Quanto - e in che modo - siffatta suggestione ha influenzato la sua opera? Si è mai chiesta, inoltre, cosa penserebbe l'illustre antenato circa il suo lavoro "randagio"?
«Zio era un uomo molto curioso e interessato a tutto quello che di nuovo circolava, ai giovani e sono quasi certa si sarebbe seduto ad osservare in silenzio col suo sguardo divertito. Quanto mi ha influenzata? Ovviamente molto. Tutto quello che sono e che ho fatto lo devo a lui. L'amore e la passione per la pittura, la cultura della pittura italiana. L'osservazione e l'ascolto che mi ha insegnato, l'uso dei materiali e il coraggio».

Ogni volta che Linda finisce una Rota si ripete sempre di essere solo all'inizio. Ne ha fatte dipingere 40 in 13 anni. Ne ha molte altre in testa da realizzare e molti luoghi in cui ancora andare.

Dove vuole arrivare?
«Adesso mi interessa molto il viaggiare e il portarle all'estero, finora ne ho realizzate due fuori: una in Australia nel 2010 e una in Francia nel 2012. Ora punto all'America e mi interessa anche in nord Europa.

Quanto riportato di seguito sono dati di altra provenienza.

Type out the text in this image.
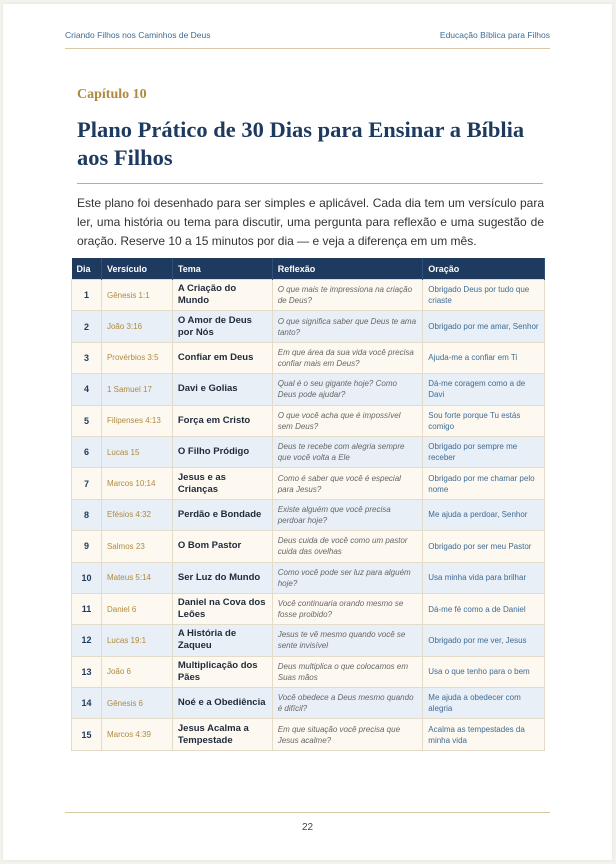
Criando Filhos nos Caminhos de Deus	Educação Bíblica para Filhos
Capítulo 10
Plano Prático de 30 Dias para Ensinar a Bíblia aos Filhos

Este plano foi desenhado para ser simples e aplicável. Cada dia tem um versículo para ler, uma história ou tema para discutir, uma pergunta para reflexão e uma sugestão de oração. Reserve 10 a 15 minutos por dia — e veja a diferença em um mês.

Dia	Versículo	Tema	Reflexão	Oração
1	Gênesis 1:1	A Criação do Mundo	O que mais te impressiona na criação de Deus?	Obrigado Deus por tudo que criaste
2	João 3:16	O Amor de Deus por Nós	O que significa saber que Deus te ama tanto?	Obrigado por me amar, Senhor
3	Provérbios 3:5	Confiar em Deus	Em que área da sua vida você precisa confiar mais em Deus?	Ajuda-me a confiar em Ti
4	1 Samuel 17	Davi e Golias	Qual é o seu gigante hoje? Como Deus pode ajudar?	Dá-me coragem como a de Davi
5	Filipenses 4:13	Força em Cristo	O que você acha que é impossível sem Deus?	Sou forte porque Tu estás comigo
6	Lucas 15	O Filho Pródigo	Deus te recebe com alegria sempre que você volta a Ele	Obrigado por sempre me receber
7	Marcos 10:14	Jesus e as Crianças	Como é saber que você é especial para Jesus?	Obrigado por me chamar pelo nome
8	Efésios 4:32	Perdão e Bondade	Existe alguém que você precisa perdoar hoje?	Me ajuda a perdoar, Senhor
9	Salmos 23	O Bom Pastor	Deus cuida de você como um pastor cuida das ovelhas	Obrigado por ser meu Pastor
10	Mateus 5:14	Ser Luz do Mundo	Como você pode ser luz para alguém hoje?	Usa minha vida para brilhar
11	Daniel 6	Daniel na Cova dos Leões	Você continuaria orando mesmo se fosse proibido?	Dá-me fé como a de Daniel
12	Lucas 19:1	A História de Zaqueu	Jesus te vê mesmo quando você se sente invisível	Obrigado por me ver, Jesus
13	João 6	Multiplicação dos Pães	Deus multiplica o que colocamos em Suas mãos	Usa o que tenho para o bem
14	Gênesis 6	Noé e a Obediência	Você obedece a Deus mesmo quando é difícil?	Me ajuda a obedecer com alegria
15	Marcos 4:39	Jesus Acalma a Tempestade	Em que situação você precisa que Jesus acalme?	Acalma as tempestades da minha vida
22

Mi interessa il sociale e spesso me ne richiedono, cerco di portarle dove serva ancora una goccia di colore. Mi spinge l'idea di non volermi fermare».

Linda passa sempre per un'artista che parla chiaro e in questo ambiente non è scontato, spesso ha dato fastidio e già il fatto che lei sia una donna, dà fastidio. Vediamo come.

Ci racconta degli "Assalti di Colore" all'Aquila?
«Ho realizzato Rote di forte critica, nel 2012 in Abruzzo, in seguito al terremoto. Mio padre è dell'Aquila, dopo il sisma ho chiesto permessi per anni e mi sono sempre stati negati. Così sono scesa, e abusiva ne ho realizzate diverse, ho raccolto soldi e con quei soldi ho comprato giocattoli e libri. Questi doni, assieme a una Rota da 4 metri di diametro, sono andata personalmente a consegnarli ad Onna, alla Scuola Primaria. Su quella Rota, al centro, ho dipinto un mattone con la scritta: "Un mattone per una casa". Tutta quest'azione di colore è stata documentata e una lettera è stata inviata al sindaco dell'Aquila. Non ho mai ricevuto risposta».